Deep learning-based ADMET prediction methods automatically extract feature representations of the input to fit more complex associations. As reported in the 2020 Kaggle competition, DNNs improved performance by an average of 10% over RF models on 15 large analytical datasets. 59 Researchers at major pharmaceutical companies Vertex Inc., Eli Lilly & Co, and Bayer AG found DNNs comparable to or slightly better than mainstream machine learning models when trained on their large private ADMET datasets.60–64 The recent emergence of GNNs has added a new dimension to the design space of ADMET models. These graph neural networks use graph structures to represent molecules and, through data-driven training, convert molecular structure information into continuous low-dimensional dense vectors, an information representation superior to the use of high-dimensional sparse MFPs. 65 The superiority of graph neural network models for predicting drug properties has been demonstrated by models such as Molecule-Net and Chemi-Net. Chemi-Net, an entirely data-driven, domain-knowledge-free deep graph convolutional network approach developed in collaboration with Amgen, was compared with Amgen’s Cubist machine learning program for large-scale ADME property prediction. The results showed that for all 13 datasets, Chemi-Net was significantly more accurate in ADME prediction than the Cubist benchmark, helping to accelerate drug discovery. 28 In addition, graph neural networks can use built-in interpretable methods such as SAMPN, a message-passing neural network based on a self-attentive mechanism. Self attention-based message passing network (SAMPN) outperforms both graph neural networks and RF without adding an attention mechanism in predicting lipophilicity and water solubility, and it can visualize the contribution of each atom to the predicted properties through the attention coefficient. 66
Currently, the application of machine learning in predicting ADMET properties is still constrained by the compounds available in publicly disclosed training data. Despite the successful application of some AI models in ADMET and activity prediction, a key challenge is the availability of data and the generalizability of data-dependent models. Furthermore, the methods mentioned above often only measure the similarity of physicochemical properties between approved drugs without fully considering the characteristics of drugs in biological systems (such as permeability and clearance rate). Therefore, a single score cannot fully encompass the complex property space of drugs, significantly limiting the guidance for compound optimization.

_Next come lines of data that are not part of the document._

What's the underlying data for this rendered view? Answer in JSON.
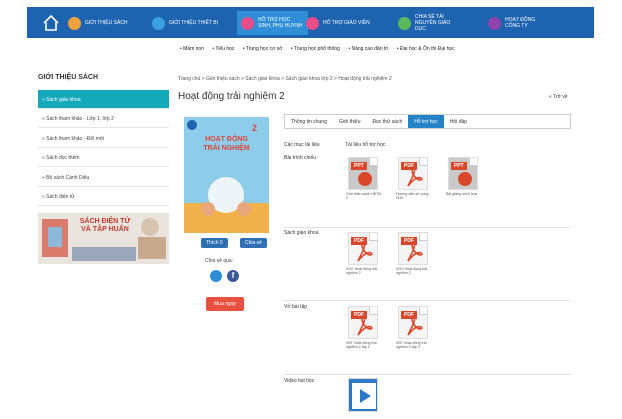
{
  "topnav": {
    "items": [
      {
        "label": "GIỚI THIỆU SÁCH",
        "icon": "book-icon",
        "color": "#f0a23b"
      },
      {
        "label": "GIỚI THIỆU THIẾT BỊ",
        "icon": "device-icon",
        "color": "#3aa0e0"
      },
      {
        "label": "HỖ TRỢ HỌC SINH, PHỤ HUYNH",
        "icon": "student-icon",
        "color": "#e94e8a"
      },
      {
        "label": "HỖ TRỢ GIÁO VIÊN",
        "icon": "teacher-icon",
        "color": "#e94e8a"
      },
      {
        "label": "CHIA SẺ TÀI NGUYÊN GIÁO DỤC",
        "icon": "share-icon",
        "color": "#5cb85c"
      },
      {
        "label": "HOẠT ĐỘNG CÔNG TY",
        "icon": "company-icon",
        "color": "#8e44ad"
      }
    ]
  },
  "subnav": {
    "items": [
      "• Mầm non",
      "• Tiểu học",
      "• Trung học cơ sở",
      "• Trung học phổ thông",
      "• Nâng cao dân trí",
      "• Đại học & Ôn thi Đại học"
    ]
  },
  "sidebar": {
    "title": "GIỚI THIỆU SÁCH",
    "items": [
      "» Sách giáo khoa",
      "» Sách tham khảo - Lớp 1, lớp 2",
      "» Sách tham khảo - Đổi mới",
      "» Sách đọc thêm",
      "» Bộ sách Cánh Diều",
      "» Sách điện tử"
    ],
    "banner": "SÁCH ĐIỆN TỬ VÀ TẬP HUẤN"
  },
  "main": {
    "breadcrumb": "Trang chủ > Giới thiệu sách > Sách giáo khoa > Sách giáo khoa lớp 2 > Hoạt động trải nghiệm 2",
    "title": "Hoạt động trải nghiệm 2",
    "back_label": "« Trở về",
    "book_cover": {
      "line1": "HOẠT ĐỘNG",
      "line2": "TRẢI NGHIỆM",
      "number": "2"
    },
    "like_label": "Thích 0",
    "share_label": "Chia sẻ",
    "share_via": "Chia sẻ qua:",
    "buy_label": "Mua ngay",
    "tabs": [
      "Thông tin chung",
      "Giới thiệu",
      "Đọc thử sách",
      "Hỗ trợ học",
      "Hỏi đáp"
    ],
    "active_tab": 3,
    "head_col1": "Các mục tài liệu",
    "head_col2": "Tài liệu hỗ trợ học",
    "sections": [
      {
        "label": "Bài trình chiếu",
        "files": [
          {
            "type": "ppt",
            "name": "Giới thiệu sách HĐTN 2"
          },
          {
            "type": "pdf",
            "name": "Hướng dẫn sử dụng SGK"
          },
          {
            "type": "ppt",
            "name": "Bài giảng minh họa"
          }
        ]
      },
      {
        "label": "Sách giáo khoa",
        "files": [
          {
            "type": "pdf",
            "name": "SGK Hoạt động trải nghiệm 2"
          },
          {
            "type": "pdf",
            "name": "SGV Hoạt động trải nghiệm 2"
          }
        ]
      },
      {
        "label": "Vở bài tập",
        "files": [
          {
            "type": "pdf",
            "name": "VBT Hoạt động trải nghiệm 2 tập 1"
          },
          {
            "type": "pdf",
            "name": "VBT Hoạt động trải nghiệm 2 tập 2"
          }
        ]
      },
      {
        "label": "Video bài học",
        "files": [
          {
            "type": "video",
            "name": ""
          }
        ]
      }
    ]
  },
  "colors": {
    "nav": "#1d63b0",
    "accent": "#14a8bb",
    "tab": "#2383c6"
  }
}
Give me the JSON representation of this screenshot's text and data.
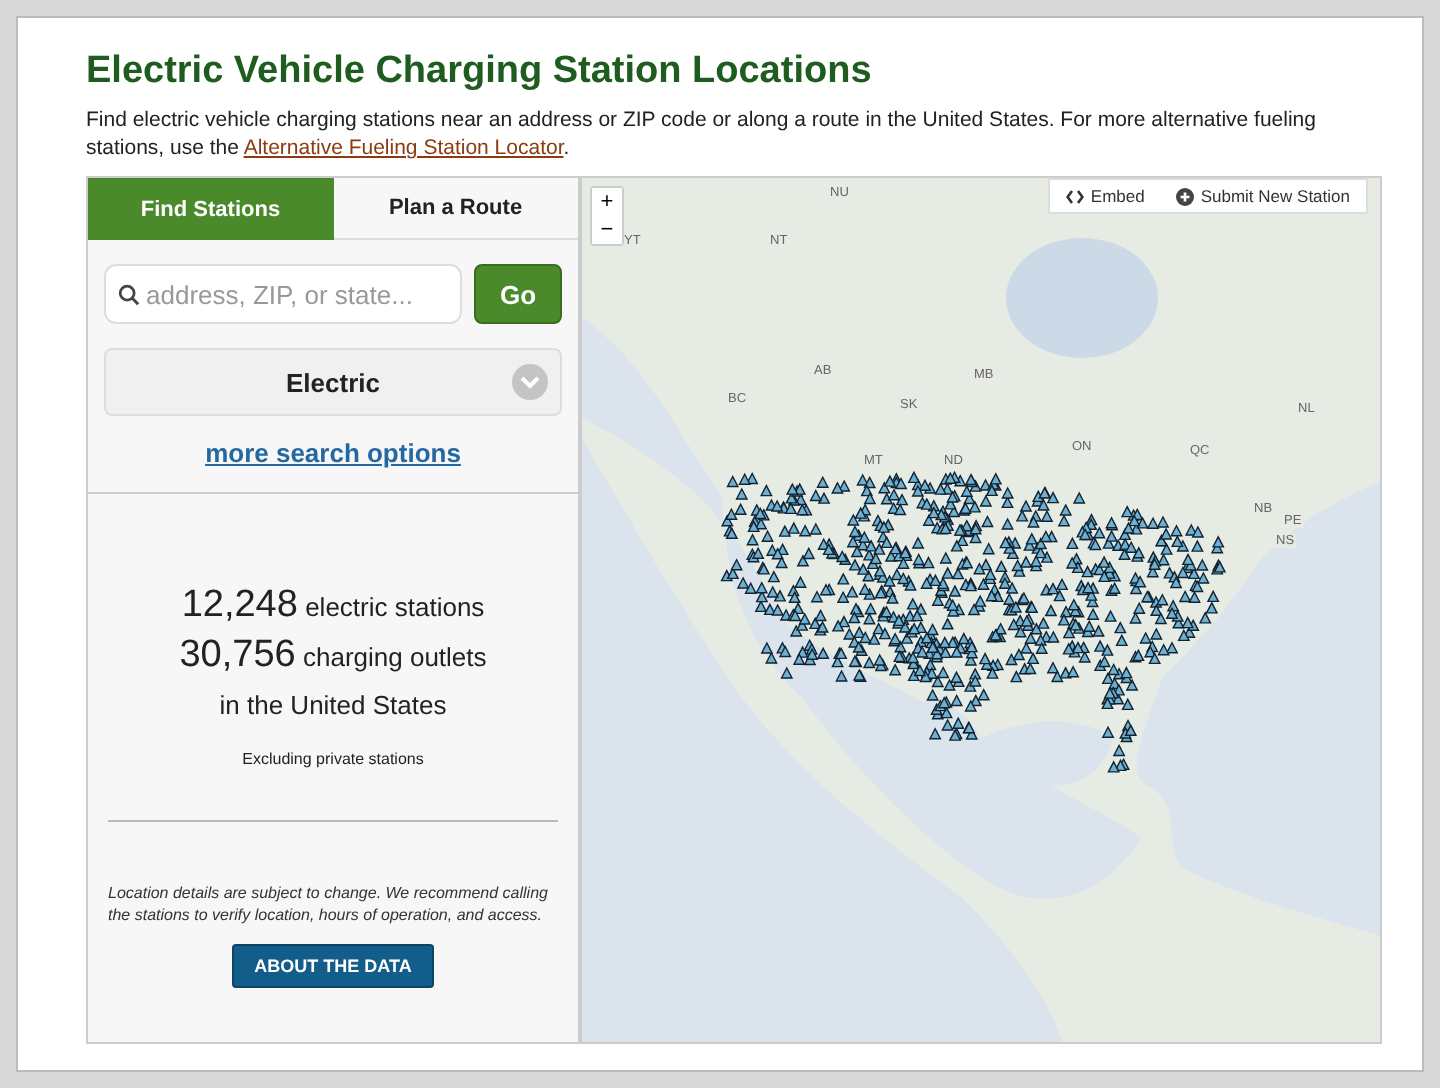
{
  "header": {
    "title": "Electric Vehicle Charging Station Locations",
    "intro_before": "Find electric vehicle charging stations near an address or ZIP code or along a route in the United States. For more alternative fueling stations, use the ",
    "intro_link": "Alternative Fueling Station Locator",
    "intro_after": "."
  },
  "tabs": [
    {
      "label": "Find Stations",
      "selected": true
    },
    {
      "label": "Plan a Route",
      "selected": false
    }
  ],
  "search": {
    "placeholder": "address, ZIP, or state...",
    "button": "Go"
  },
  "fuel_select": {
    "value": "Electric"
  },
  "more_options": "more search options",
  "stats": {
    "stations_count": "12,248",
    "stations_label": "electric stations",
    "outlets_count": "30,756",
    "outlets_label": "charging outlets",
    "region": "in the United States",
    "note": "Excluding private stations"
  },
  "disclaimer": "Location details are subject to change. We recommend calling the stations to verify location, hours of operation, and access.",
  "about_button": "ABOUT THE DATA",
  "map": {
    "zoom_in": "+",
    "zoom_out": "−",
    "embed": "Embed",
    "submit": "Submit New Station",
    "labels": [
      "NU",
      "YT",
      "NT",
      "AB",
      "MB",
      "BC",
      "SK",
      "NL",
      "ON",
      "QC",
      "MT",
      "ND",
      "NB",
      "PE",
      "NS"
    ]
  }
}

Accelerating clinical trials
Despite promising advances in systems biology and a significant increase in the availability of high-throughput biological data, the pharmaceutical industry is experiencing a decline in R&D efficiency, with clinical trial failure rates of up to 95% in oncology and other disease areas. High clinical trial failure rates lead to high costs and inefficiencies in drug development: bringing an entirely new chemical entity to market can take up to 7–10 years of clinical trials at a capitalized cost of USD 1.46–2.56 billion. Losses per failed clinical trial range from USD 800 million to USD 1.4 billion, including the investment in the trial itself and the loss of preclinical development costs. Applying AI technology to critical steps in the design of clinical trials can help achieve more accurate patient stratification and improve recruitment efficiency, thereby increasing the success rate of clinical trials.67–70
Over 75% of the cost of developing new chemical entities is spent on in vivo studies, which means that improvements in calculation methods made early in drug development have a limited impact on overall development costs. Phase III clinical trials would involve testing large numbers of patients, and the financial cost of failure at this stage would be catastrophic. Ideally, AI models should be used to predict late-stage trial outcomes. In silico clinical trials (ISCT) could significantly reduce clinical trial costs while increasing overall success rates. 71 In 2005, a white paper first described virtual physiological human, which aims to develop patient-specific computer models to support clinical decision-making and models to form virtual patient groups to test the safety and efficacy of new drugs and medical devices. 72 In addition, it is conceivable that a virtual patient group could complement clinical trials (reducing the number of patients enrolled and increasing statistical power) and suggest clinical decisions. ISCT typically integrates physiological and pathological information about patients at different spatial and temporal scales, aiming to generate patient-specific predictions and treatment plans for diagnosis, prognosis, dose selection, or specific patient groups. 25 However, using ISCT to reduce, improve, or partially replace in vivo experiments remains challenging.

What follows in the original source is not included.